This is the collection of codes that read food atlas datasets and CDC health indicator datasets from Github repository, integrate datasets and cleaning data

In [2]:
#merge food atlas datasets into one
import pandas as pd

dfs=list()
url_folder='https://raw.githubusercontent.com/cathyxinxyz/Capstone_Project_1/master/Datasets/Food_atlas/'
filenames=['ACCESS','ASSISTANCE','HEALTH','INSECURITY','LOCAL','PRICES_TAXES','RESTAURANTS','SOCIOECONOMIC','STORES']
for i,filename in enumerate(filenames):
    url=url_folder+filename+".csv"   
    d=pd.read_csv(url,index_col='FIPS',encoding="ISO-8859-1")
    #append datasets to the list and drop the redundent columns:'State' and 'County'
    if i!=0:
        dfs.append(d.drop(['State', 'County'], axis=1))
    else:
        dfs.append(d)

#merge datasets
df_merge=pd.concat(dfs, join='outer', axis=1)

In [None]:
print (df_merge.head(5))

Check columns for missing values

In [None]:
df_merge.describe()

In [3]:
number_null_values_percol=df_merge.isnull().sum(axis=0)
#columns with over 100 missing values
cols_with_over_10_percent_null_values=number_null_values_percol[number_null_values_percol>314]
print (cols_with_over_10_percent_null_values.index)
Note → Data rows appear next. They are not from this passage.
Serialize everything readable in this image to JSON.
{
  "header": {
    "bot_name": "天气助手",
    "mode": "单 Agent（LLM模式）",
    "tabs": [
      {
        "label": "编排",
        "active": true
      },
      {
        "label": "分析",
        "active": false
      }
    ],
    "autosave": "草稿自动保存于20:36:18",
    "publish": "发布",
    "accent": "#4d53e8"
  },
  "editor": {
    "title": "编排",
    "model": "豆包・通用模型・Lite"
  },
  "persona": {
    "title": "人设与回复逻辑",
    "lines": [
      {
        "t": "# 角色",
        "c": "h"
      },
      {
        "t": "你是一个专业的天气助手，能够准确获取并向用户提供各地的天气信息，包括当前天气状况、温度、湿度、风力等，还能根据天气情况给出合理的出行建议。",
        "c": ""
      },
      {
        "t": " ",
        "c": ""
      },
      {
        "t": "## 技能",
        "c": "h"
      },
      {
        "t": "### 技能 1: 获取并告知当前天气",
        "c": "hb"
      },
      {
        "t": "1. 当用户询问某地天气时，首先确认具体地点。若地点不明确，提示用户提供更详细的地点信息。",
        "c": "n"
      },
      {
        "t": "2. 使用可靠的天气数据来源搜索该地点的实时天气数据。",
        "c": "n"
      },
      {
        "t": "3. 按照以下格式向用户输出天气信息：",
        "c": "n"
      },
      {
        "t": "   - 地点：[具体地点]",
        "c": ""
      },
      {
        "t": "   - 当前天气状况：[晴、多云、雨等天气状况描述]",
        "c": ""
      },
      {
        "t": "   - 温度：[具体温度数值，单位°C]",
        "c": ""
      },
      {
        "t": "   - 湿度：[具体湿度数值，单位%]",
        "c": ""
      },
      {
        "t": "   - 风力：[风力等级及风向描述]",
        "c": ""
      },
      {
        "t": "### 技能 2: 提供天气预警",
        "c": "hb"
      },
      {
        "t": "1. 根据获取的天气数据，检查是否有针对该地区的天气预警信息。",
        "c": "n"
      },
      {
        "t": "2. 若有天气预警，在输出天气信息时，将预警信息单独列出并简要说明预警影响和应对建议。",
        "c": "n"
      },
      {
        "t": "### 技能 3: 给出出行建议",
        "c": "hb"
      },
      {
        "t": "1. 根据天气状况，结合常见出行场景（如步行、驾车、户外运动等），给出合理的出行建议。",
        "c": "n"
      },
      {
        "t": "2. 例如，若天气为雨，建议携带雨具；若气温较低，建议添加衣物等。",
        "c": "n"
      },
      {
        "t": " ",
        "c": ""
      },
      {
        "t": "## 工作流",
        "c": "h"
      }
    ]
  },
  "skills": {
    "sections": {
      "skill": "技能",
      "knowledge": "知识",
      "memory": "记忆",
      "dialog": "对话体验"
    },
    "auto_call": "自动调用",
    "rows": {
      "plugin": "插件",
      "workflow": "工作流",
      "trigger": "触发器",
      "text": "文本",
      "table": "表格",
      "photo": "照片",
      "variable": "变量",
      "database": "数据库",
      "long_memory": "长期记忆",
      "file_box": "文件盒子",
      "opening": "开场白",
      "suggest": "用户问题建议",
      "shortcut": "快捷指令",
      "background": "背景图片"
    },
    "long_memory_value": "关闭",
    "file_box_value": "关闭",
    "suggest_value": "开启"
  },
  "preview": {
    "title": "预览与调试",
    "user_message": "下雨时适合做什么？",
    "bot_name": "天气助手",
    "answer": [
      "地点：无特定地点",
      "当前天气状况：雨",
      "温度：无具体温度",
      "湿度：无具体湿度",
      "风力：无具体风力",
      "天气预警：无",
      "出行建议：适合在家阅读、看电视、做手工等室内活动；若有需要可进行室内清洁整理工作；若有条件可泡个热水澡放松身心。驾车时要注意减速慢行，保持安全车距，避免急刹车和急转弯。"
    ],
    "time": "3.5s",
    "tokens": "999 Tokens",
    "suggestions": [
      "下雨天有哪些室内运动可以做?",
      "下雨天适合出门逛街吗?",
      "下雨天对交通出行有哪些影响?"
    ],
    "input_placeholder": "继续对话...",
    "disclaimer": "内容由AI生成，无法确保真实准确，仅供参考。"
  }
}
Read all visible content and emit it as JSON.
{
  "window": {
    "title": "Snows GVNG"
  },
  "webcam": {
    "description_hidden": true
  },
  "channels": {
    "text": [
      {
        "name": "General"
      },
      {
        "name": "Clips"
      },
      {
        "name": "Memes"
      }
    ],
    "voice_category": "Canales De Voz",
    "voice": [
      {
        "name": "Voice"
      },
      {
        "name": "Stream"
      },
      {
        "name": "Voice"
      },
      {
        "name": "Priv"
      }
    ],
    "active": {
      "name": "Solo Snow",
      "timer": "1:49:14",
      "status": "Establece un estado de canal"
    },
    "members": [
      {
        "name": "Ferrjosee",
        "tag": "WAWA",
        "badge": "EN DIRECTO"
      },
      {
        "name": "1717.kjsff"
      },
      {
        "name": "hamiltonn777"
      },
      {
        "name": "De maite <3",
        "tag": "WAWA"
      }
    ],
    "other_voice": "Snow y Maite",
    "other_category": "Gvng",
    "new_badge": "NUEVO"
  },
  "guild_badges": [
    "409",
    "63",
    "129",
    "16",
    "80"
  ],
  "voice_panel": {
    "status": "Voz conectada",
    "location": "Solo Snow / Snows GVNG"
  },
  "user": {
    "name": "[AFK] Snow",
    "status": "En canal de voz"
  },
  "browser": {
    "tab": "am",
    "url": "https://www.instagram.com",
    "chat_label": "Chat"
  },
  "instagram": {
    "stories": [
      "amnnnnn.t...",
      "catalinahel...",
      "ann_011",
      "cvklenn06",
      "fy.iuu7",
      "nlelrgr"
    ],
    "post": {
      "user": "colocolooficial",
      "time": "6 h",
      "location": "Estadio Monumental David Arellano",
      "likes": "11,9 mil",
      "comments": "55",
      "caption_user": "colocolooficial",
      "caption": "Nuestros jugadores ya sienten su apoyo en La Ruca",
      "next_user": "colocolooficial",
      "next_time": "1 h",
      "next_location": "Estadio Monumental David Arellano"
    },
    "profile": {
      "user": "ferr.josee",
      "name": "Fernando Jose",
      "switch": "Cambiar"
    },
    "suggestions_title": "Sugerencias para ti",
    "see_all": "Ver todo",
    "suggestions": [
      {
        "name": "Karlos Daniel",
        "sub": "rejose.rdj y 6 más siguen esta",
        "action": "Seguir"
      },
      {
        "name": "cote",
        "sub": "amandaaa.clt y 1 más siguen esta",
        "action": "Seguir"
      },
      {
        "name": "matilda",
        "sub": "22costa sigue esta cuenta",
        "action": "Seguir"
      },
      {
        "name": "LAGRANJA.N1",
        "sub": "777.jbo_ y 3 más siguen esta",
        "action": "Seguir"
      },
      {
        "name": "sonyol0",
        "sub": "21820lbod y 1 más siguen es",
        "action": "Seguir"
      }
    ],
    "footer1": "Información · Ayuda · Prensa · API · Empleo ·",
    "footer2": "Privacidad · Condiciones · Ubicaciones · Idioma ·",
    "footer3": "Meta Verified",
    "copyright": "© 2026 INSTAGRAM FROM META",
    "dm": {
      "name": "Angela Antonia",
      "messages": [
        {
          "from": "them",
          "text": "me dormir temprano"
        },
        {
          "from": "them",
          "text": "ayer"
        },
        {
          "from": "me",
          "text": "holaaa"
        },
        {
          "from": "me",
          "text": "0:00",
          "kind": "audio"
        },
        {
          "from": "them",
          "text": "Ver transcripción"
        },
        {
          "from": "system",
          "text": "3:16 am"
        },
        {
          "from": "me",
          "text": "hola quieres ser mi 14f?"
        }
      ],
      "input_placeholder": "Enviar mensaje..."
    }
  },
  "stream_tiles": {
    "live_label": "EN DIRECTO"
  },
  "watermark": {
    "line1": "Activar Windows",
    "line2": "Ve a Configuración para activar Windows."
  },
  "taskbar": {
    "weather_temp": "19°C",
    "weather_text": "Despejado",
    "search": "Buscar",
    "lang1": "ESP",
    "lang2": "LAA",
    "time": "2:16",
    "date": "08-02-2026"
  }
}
Index(['PC_WIC_REDEMP08', 'PC_WIC_REDEMP12', 'PCH_PC_WIC_REDEMP_08_12',
       'REDEMP_WICS08', 'REDEMP_WICS12', 'PCH_REDEMP_WICS_08_12', 'PCT_HSPA15',
       'PCT_LOCLSALE07', 'PCH_DIRSALES_07_12', 'PCH_PC_DIRSALES_07_12',
       'PCH_FMRKT_09_16', 'PCH_FMRKTPTH_09_16', 'FMRKT_SNAP16',
       'PCT_FMRKT_SNAP16', 'FMRKT_WIC16', 'PCT_FMRKT_WIC16', 'FMRKT_WICCASH16',
       'PCT_FMRKT_WICCASH16', 'FMRKT_SFMNP16', 'PCT_FMRKT_SFMNP16',
       'FMRKT_CREDIT16', 'PCT_FMRKT_CREDIT16', 'FMRKT_FRVEG16',
       'PCT_FMRKT_FRVEG16', 'FMRKT_ANMLPROD16', 'PCT_FMRKT_ANMLPROD16',
       'FMRKT_BAKED16', 'PCT_FMRKT_BAKED16', 'FMRKT_OTHERFOOD16',
       'PCT_FMRKT_OTHERFOOD16', 'PCH_VEG_FARMS_07_12', 'VEG_ACRES07',
       'VEG_ACRES12', 'PCH_VEG_ACRES_07_12', 'VEG_ACRESPTH07',
       'VEG_ACRESPTH12', 'PCH_VEG_ACRESPTH_07_12', 'PCH_FRESHVEG_FARMS_07_12',
       'FRESHVEG_ACRES07', 'FRESHVEG_ACRES12', 'PCH_FRESHVEG_ACRES_07_12',
       'FRESHVEG_ACRESPTH07', 'FRESHVEG_ACRESPTH12',
       'PCH_FRESHVEG_A

In [4]:
#drop these columns first
df_merge=df_merge.drop(list(cols_with_over_10_percent_null_values.index), axis=1)

In [5]:
#check number of remaining columns
print (df_merge.columns)

Index(['State', 'County', 'LACCESS_POP10', 'LACCESS_POP15',
       'PCH_LACCESS_POP_10_15', 'PCT_LACCESS_POP10', 'PCT_LACCESS_POP15',
       'LACCESS_LOWI10', 'LACCESS_LOWI15', 'PCH_LACCESS_LOWI_10_15',
       ...
       'PCH_SNAPS_12_16', 'SNAPSPTH12', 'SNAPSPTH16', 'PCH_SNAPSPTH_12_16',
       'WICS08', 'WICS12', 'PCH_WICS_08_12', 'WICSPTH08', 'WICSPTH12',
       'PCH_WICSPTH_08_12'],
      dtype='object', length=209)


categorizes columns into three groups: category data ('State' and 'County'), count data, percent data, # per 1000 pop, and percent change

columns to keep: category data ('State' and 'County'), percent data, # per 1000 pop, and percent change; remove count data because it is not adjusted by population size

Each column name is highly abstract and unreadable, need to extract info from the variable information provided by Food_atlas

In [6]:
from collections import defaultdict

url='https://raw.githubusercontent.com/cathyxinxyz/Capstone_Project_1/master/Datasets/Food_atlas/variable_info.csv'
var_info_df=pd.read_csv(url,encoding="ISO-8859-1")
var_info_dict=defaultdict(list)
for idx in var_info_df.index:
    k=var_info_df['Units'][idx]
    var_info_dict[k].append(var_info_df['Variable Code'][idx])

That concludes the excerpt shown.